Athena Resources seeing a lot of volume and share price gains this week, up from 0.7c to 2.9c. Someone is accumulating AHN. The critical question is why.

They recently had some board changes and have flagged their intention to develop the 2004 inferred JORC compliant magnetite MRE at the Byro Project to a 2012 JORC compliant Indicated Resource. Resource drilling commenced last month to that end.

However, I don't really know enough about AHN to form any firm opinions on it. If anyone here is following AHN, or has a passing interest in it, feel free to share your views.


----------



## Dona Ferentes (9 June 2022)

3. If the answer to question 1 is “no”, is there any other explanation that AHN may have for the recent trading in its securities?
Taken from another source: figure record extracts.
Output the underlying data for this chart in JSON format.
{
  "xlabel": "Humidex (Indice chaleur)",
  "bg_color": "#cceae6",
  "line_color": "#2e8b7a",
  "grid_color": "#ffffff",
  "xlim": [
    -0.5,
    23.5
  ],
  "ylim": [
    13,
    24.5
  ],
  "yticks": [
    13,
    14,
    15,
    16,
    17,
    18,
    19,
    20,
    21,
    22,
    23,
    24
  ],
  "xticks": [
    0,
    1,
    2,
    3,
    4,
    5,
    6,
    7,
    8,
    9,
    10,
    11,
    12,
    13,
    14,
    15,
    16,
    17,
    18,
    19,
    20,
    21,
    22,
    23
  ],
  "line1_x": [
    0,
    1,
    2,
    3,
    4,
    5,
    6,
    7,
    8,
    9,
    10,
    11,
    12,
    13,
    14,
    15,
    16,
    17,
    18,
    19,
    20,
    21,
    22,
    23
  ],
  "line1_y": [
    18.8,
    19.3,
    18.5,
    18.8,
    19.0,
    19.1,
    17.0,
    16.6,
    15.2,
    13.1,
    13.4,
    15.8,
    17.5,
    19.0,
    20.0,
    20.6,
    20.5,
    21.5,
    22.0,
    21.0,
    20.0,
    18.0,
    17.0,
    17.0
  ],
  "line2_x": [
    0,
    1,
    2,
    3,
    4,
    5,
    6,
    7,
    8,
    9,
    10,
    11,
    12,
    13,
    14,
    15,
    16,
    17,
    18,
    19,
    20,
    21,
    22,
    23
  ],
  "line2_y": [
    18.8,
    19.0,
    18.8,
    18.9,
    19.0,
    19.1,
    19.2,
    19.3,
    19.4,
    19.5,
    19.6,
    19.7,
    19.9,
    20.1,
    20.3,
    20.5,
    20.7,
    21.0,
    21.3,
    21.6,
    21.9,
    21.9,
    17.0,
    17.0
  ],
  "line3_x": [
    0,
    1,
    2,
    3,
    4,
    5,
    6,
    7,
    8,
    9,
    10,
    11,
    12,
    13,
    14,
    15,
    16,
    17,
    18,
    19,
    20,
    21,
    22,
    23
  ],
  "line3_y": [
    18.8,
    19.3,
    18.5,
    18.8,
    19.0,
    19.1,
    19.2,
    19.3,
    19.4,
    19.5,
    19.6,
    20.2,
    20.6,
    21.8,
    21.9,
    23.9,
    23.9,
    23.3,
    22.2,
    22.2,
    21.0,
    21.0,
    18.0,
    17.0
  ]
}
Answer: _The Company announced Changes to the Board of Directors on 31 May 2022 and commencement of resources drilling at the Byro Project on 25 May 2022 

.... someone thinks its a good deal, and the rest pile in?_



> _Through pilot processing trials Athena can reliably produce bulk concentrate at the FE1 Inferred resource to be divided into two categories, a High Purity magnetite, (HPFe), product 71.5%Fe < 72%Fe, and a Super Purity magnetite, (SPFe), product >72%Fe.  (Announced on 16 April 2018 and 18 September 2018). These iron grades are equaled by few mines in the world and among the highest purity reported in Australia_


----------